Die Regenbogenflagge sollte auf dem CSD nicht flattern: Stade verhängte Fahnenverbot

jd. Stade. Kürzlich fand in Stade der erste Christopher Street Day (CSD) statt. Anstelle einer Parade, wie man sie aus Großstädten kennt, wurde in der Hansestadt aber nur ein Infostand aufgebaut. Die Organisationen aus der “queeren Community” wollten so ein Zeichen für sexuelle Vielfalt und Toleranz gegenüber Lebensentwürfen außerhalb “typisch bürgerlicher” Normen setzen. Bei solch einer Aktion muss natürlich im wahrsten Sinne des Wortes Flagge gezeigt werden: Ein CSD ohne die Fahne der LGBT-Bewegung – die englische Abkürzung steht für Lesbian, Gay, Bisexual and Transgender – ist undenkbar. Die “Regenbogenfahne” darf nicht fehlen, wenn Schwule, Lesben und Transsexuelle für ihre Rechte eintreten. Doch in Stade hing diese Fahne illegal am CSD-Pavillon. Die FDP will nun von der Stadt wissen, warum die “Pride Flag” nicht hätte gezeigt werden dürfen.Tatsächlich geht aus der Genehmigung für die Veranstaltung hervor, dass das Anbringen von Fahnen untersagt ist. Für den Stader FDP-Ortsvorsitzenden Enrico Bergmann ist eine solche Auflage widersinnig: “Flaggen und Transparente gehören nun einmal zu einer öffentlichen Kundgebung.
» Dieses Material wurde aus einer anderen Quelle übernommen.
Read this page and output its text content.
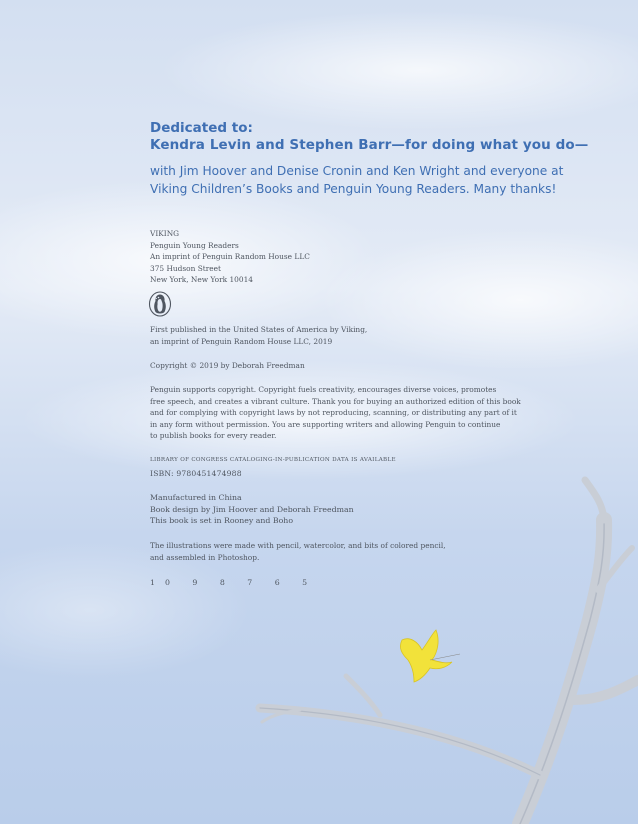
Dedicated to:
Kendra Levin and Stephen Barr—for doing what you do—
with Jim Hoover and Denise Cronin and Ken Wright and everyone at
Viking Children’s Books and Penguin Young Readers. Many thanks!
VIKING
Penguin Young Readers
An imprint of Penguin Random House LLC
375 Hudson Street
New York, New York 10014
First published in the United States of America by Viking,
an imprint of Penguin Random House LLC, 2019
Copyright © 2019 by Deborah Freedman
Penguin supports copyright. Copyright fuels creativity, encourages diverse voices, promotes
free speech, and creates a vibrant culture. Thank you for buying an authorized edition of this book
and for complying with copyright laws by not reproducing, scanning, or distributing any part of it
in any form without permission. You are supporting writers and allowing Penguin to continue
to publish books for every reader.
LIBRARY OF CONGRESS CATALOGING-IN-PUBLICATION DATA IS AVAILABLE
ISBN: 9780451474988
Manufactured in China
Book design by Jim Hoover and Deborah Freedman
This book is set in Rooney and Boho
The illustrations were made with pencil, watercolor, and bits of colored pencil,
and assembled in Photoshop.
10 9 8 7 6 5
Die Regenbogenfahne ist geradezu ein Symbol des CSD.” Im Namen der FDP, die zu den Unterstützern des Stader Events gehört, hat Bergmann eine Anfrage an die Verwaltung gerichtet. “Ich möchte plausibel dargelegt bekommen, warum die Fahne nicht gezeigt werden sollte.”Auf WOCHENBLATT-Anfrage verweist die Stadt auf ihre sogenannte Sondernutzungssatzung. Demnach zählt zu einer “antragspflichtigen Sondernutzung” u.a. das Aufhängen von Transparenten. “Der Einsatz von Fahnen muss separat genehmigt werden, da von Fahnen und Transparenten Gefahren ausgehen können”, heißt es in der Antwort der Verwaltung. Offenbar war diese Sondergenehmigung nicht beantragt worden. Die Veranstalter ließen sich vom Verbot aber nicht abschrecken und hängten neben der Regenbogenfahne auch noch die hellblau-rosafarbene “Trans Pride Flag” auf. “Mitarbeiter des Ordnungsamtes waren zwar vor Ort”, sagt Bergmann, “Aber sie trauten sich offenbar nicht, die Fahnen zu entfernen.”